You know that it is super normal for journalists to pitch their ideas to various journals? In fact, journalist remain the same journalist when moving from one job to another or when being between jobs. Or when moving for substack.
There is also zero reason to limit the term "journalist" to big institutions.
> There is also zero reason to limit the term "journalist" to big institutions.

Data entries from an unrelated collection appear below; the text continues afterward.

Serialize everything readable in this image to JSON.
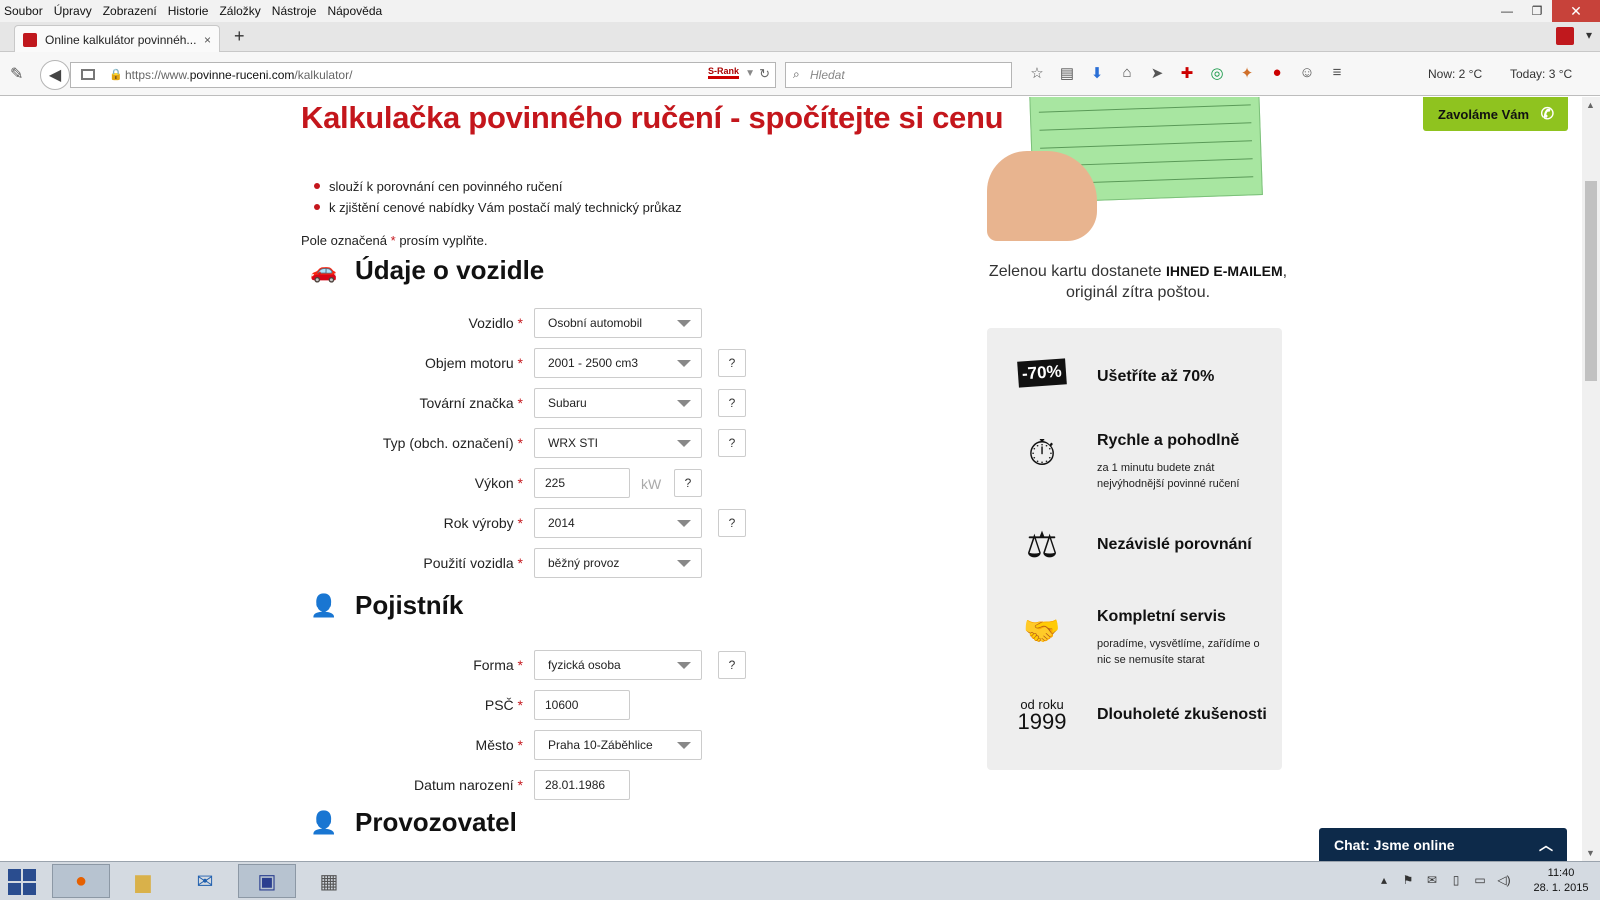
{
  "menubar": [
    "Soubor",
    "Úpravy",
    "Zobrazení",
    "Historie",
    "Záložky",
    "Nástroje",
    "Nápověda"
  ],
  "tab": {
    "title": "Online kalkulátor povinnéh...",
    "close": "×",
    "new": "+"
  },
  "address": {
    "prefix": "https://www.",
    "host": "povinne-ruceni.com",
    "path": "/kalkulator/",
    "srank": "S-Rank"
  },
  "search": {
    "placeholder": "Hledat"
  },
  "weather": {
    "now": "Now: 2 °C",
    "today": "Today: 3 °C"
  },
  "page": {
    "title": "Kalkulačka povinného ručení - spočítejte si cenu",
    "bullets": [
      "slouží k porovnání cen povinného ručení",
      "k zjištění cenové nabídky Vám postačí malý technický průkaz"
    ],
    "required_note_before": "Pole označená",
    "required_star": "*",
    "required_note_after": "prosím vyplňte.",
    "help_mark": "?",
    "vehicle_section": {
      "heading": "Údaje o vozidle",
      "fields": [
        {
          "label": "Vozidlo",
          "value": "Osobní automobil"
        },
        {
          "label": "Objem motoru",
          "value": "2001 - 2500 cm3"
        },
        {
          "label": "Tovární značka",
          "value": "Subaru"
        },
        {
          "label": "Typ (obch. označení)",
          "value": "WRX STI"
        },
        {
          "label": "Výkon",
          "value": "225",
          "unit": "kW"
        },
        {
          "label": "Rok výroby",
          "value": "2014"
        },
        {
          "label": "Použití vozidla",
          "value": "běžný provoz"
        }
      ]
    },
    "policyholder_section": {
      "heading": "Pojistník",
      "fields": [
        {
          "label": "Forma",
          "value": "fyzická osoba"
        },
        {
          "label": "PSČ",
          "value": "10600"
        },
        {
          "label": "Město",
          "value": "Praha 10-Záběhlice"
        },
        {
          "label": "Datum narození",
          "value": "28.01.1986"
        }
      ]
    },
    "operator_section": {
      "heading": "Provozovatel"
    },
    "card_text": {
      "before": "Zelenou kartu dostanete",
      "bold": "IHNED E-MAILEM",
      "after": ",",
      "line2": "originál zítra poštou."
    },
    "benefits": [
      {
        "badge": "-70%",
        "title": "Ušetříte až 70%"
      },
      {
        "title": "Rychle a pohodlně",
        "sub": "za 1 minutu budete znát nejvýhodnější povinné ručení"
      },
      {
        "title": "Nezávislé porovnání"
      },
      {
        "title": "Kompletní servis",
        "sub": "poradíme, vysvětlíme, zařídíme o nic se nemusíte starat"
      },
      {
        "since": "od roku",
        "year": "1999",
        "title": "Dlouholeté zkušenosti"
      }
    ],
    "call_button": "Zavoláme Vám",
    "chat": "Chat: Jsme online"
  },
  "taskbar": {
    "time": "11:40",
    "date": "28. 1. 2015"
  },
  "colors": {
    "brand_red": "#c4161c",
    "call_green": "#8fc31f",
    "chat_navy": "#0d2a4a"
  },
  "icons": [
    "back-arrow-icon",
    "lock-icon",
    "reload-icon",
    "search-icon",
    "star-icon",
    "reading-list-icon",
    "download-icon",
    "home-icon",
    "send-icon",
    "uk-flag-icon",
    "menu-icon",
    "car-icon",
    "person-icon",
    "person-plus-icon",
    "stopwatch-icon",
    "scales-icon",
    "handshake-icon",
    "phone-icon",
    "chevron-up-icon"
  ]
}
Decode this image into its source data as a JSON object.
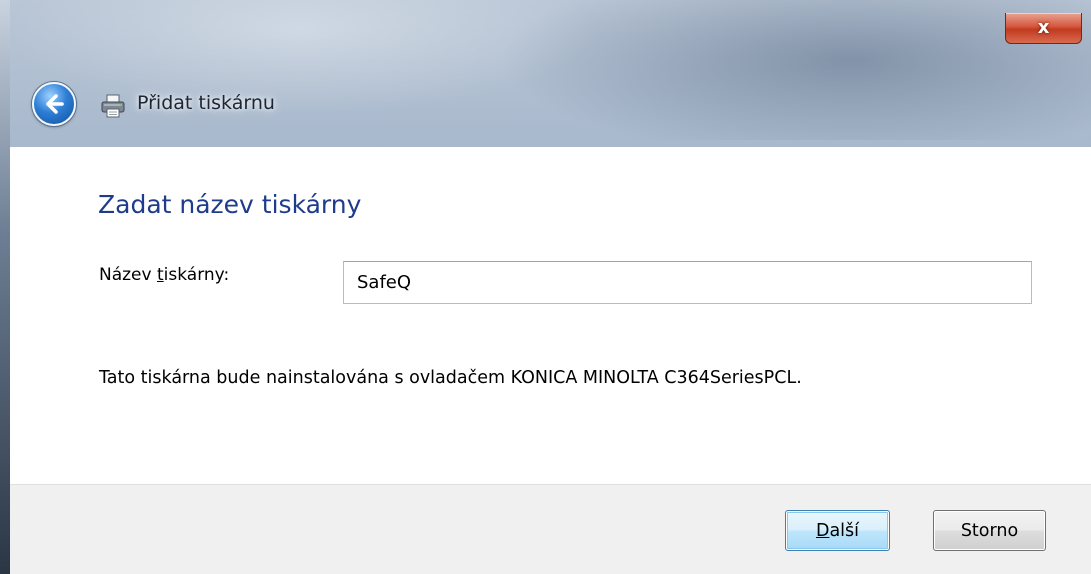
{
  "window": {
    "title": "Přidat tiskárnu",
    "close_glyph": "x"
  },
  "icons": {
    "back": "back-arrow-icon",
    "printer": "printer-icon",
    "close": "close-icon"
  },
  "main": {
    "heading": "Zadat název tiskárny",
    "name_label_prefix": "Název ",
    "name_label_accesskey": "t",
    "name_label_suffix": "iskárny:",
    "name_value": "SafeQ",
    "info": "Tato tiskárna bude nainstalována s ovladačem KONICA MINOLTA C364SeriesPCL."
  },
  "buttons": {
    "next_accesskey": "D",
    "next_rest": "alší",
    "cancel": "Storno"
  },
  "colors": {
    "heading": "#1e3c8c",
    "footer_bg": "#f0f0f0",
    "close_red": "#c23b20",
    "accent_blue": "#2d7fd6"
  }
}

The "presscheck.org" verification asks freelance journalists looking for mastadon checkmark to submit links to their published work. Having your work published is what actually matters.
> big institution
The bylines of articles in a small-town newspapers can be trusted. They don't need checks next to their names when their articles are published by small newspapers. The checks are only "important" on social media, because social media is trash engineered to make people feel special.
That's a good example of the way the sensation of importance manufactured by social media is to the detriment of society. If a company has something market-moving to say, let them go to newspapers. When traders are reading social media instead of newspapers, society has a serious problem.
Fox are corporate, pharma-funded and biased, but looking objectively at the last 6-10 years they've proven more credible than the legacy networks, let alone their cable peers.
If you really think Fox are credible, then swap MSNBC into my comment instead, the point stands. Or Graham Hancock and the ancient aliens sphere of influencers. Or Ben Shapiro or Richard Spencer. No matter which way you slice it, the twitter check has never been a mark of credibility.
Agreed on that point. I just thought it was a good time to point out that the popular opinion about their relative credibility is outdated.
Look at the big stories of the last 6-10 years. How many did Chuck Todd or NPR get totally wrong?
And this is the important part: They got a lot wrong by simply not asking obvious questions, let alone any that would require the skepticism or curiosity that used to be requisite to the profession.
Twitter refugees are so accustomed to the Twitter website being godawful that it apparently has gone unnoticed that the Mastodon web interface is excellent, even on mobile. Who needs apps?
It's been five years since I quit Twitter, and after using Mastodon for a week I'm of the opinion that, yes, the UI is much superior (Twitter's UI has even somehow gotten worse since then). People don't use Twitter because of its terrible UI, they use it despite it.
I know that there's a kind of verification mechanism already in Mastodon where you put a backlink in your website and then you get a badge. But it is an order of magnitude more complicated than "this server vouches for the identity of this account," and website ownership isn't really identity anyway.